Obviously, natural user interface requires software. I was just reviewing the next version of Windows and the great advance they make in that. Will that be enough that everybody will obviously want to use it? Well, it didn't happen last time except in modest numbers, a few million, but that's still not mainstream. We've got vision software in the Surface, and we're trying to get that not just into retail stores but into homes and offices.

You've got touch, which is going to come in, and that's fairly inexpensive. We worked with some partners to do some really great things on the touch technology. So, I think that can move mainstream fairly quickly.

(In) speech recognition, it's many decades of work and building up the databases and just learning where the mistakes happen to get made. That was part of the great thing TellMe had. They had been doing directory assistance for a lot of the big phone companies, so their database of information of how people utter things was quite broad. And applying machine learning to improve the quality of that was a great synergistic opportunity. So, there are huge software improvements, and, of course, we need our chip guys to give us the memory and speed to be able to execute these natural interface things.

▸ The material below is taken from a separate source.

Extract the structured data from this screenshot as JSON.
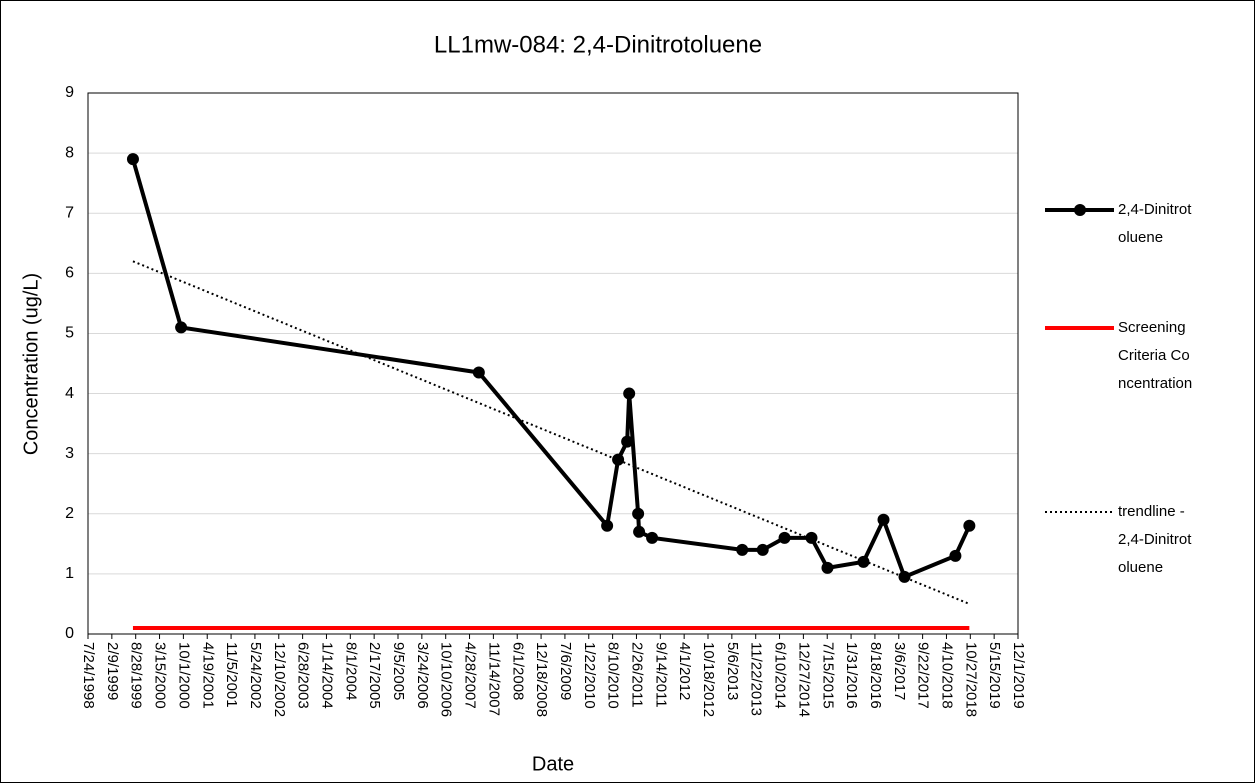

So, I'd say that's one whole area that's very important. There are some things about how we write software and prove its correctness...We've got to make it a lot easier to write complex software, not just because we want to write bigger things, but because we're relying on software in a more fundamental way for key infrastructure and private information.

Will the next version of Windows move natural language interface beyond the niche thing, or do you think it will still be a niche thing when we're talking about whatever comes after Vista?

The version after Vista is a big step forward in terms of speech. It's a big step forward in terms of ink. It's a big step forward in terms of touch. I'd say that the likelihood is that touch will become mainstream on certain form factors very quickly, because we're working hand-in-hand with the hardware companies.

With speech and ink, it's a little harder to say. I'm a big ink lover, and so I'm hoping that that's where every student decides, yep, this is the time I want to get not just a portable Windows machine but a machine that I can put in notebook mode and use the pen as well. We have OneNote, which has been a great advance in terms of showing people the application software that works with that. That's what these schools are building their curriculum around. Now we're getting feedback on that. Anoop Gupta has our educational vertical--our group that is taking and doing enhancements of OneNote and doing enhancements to SharePoint to try and drive that. So, with ink I'd say it's unproven. I would vote yes, but I have a known bias.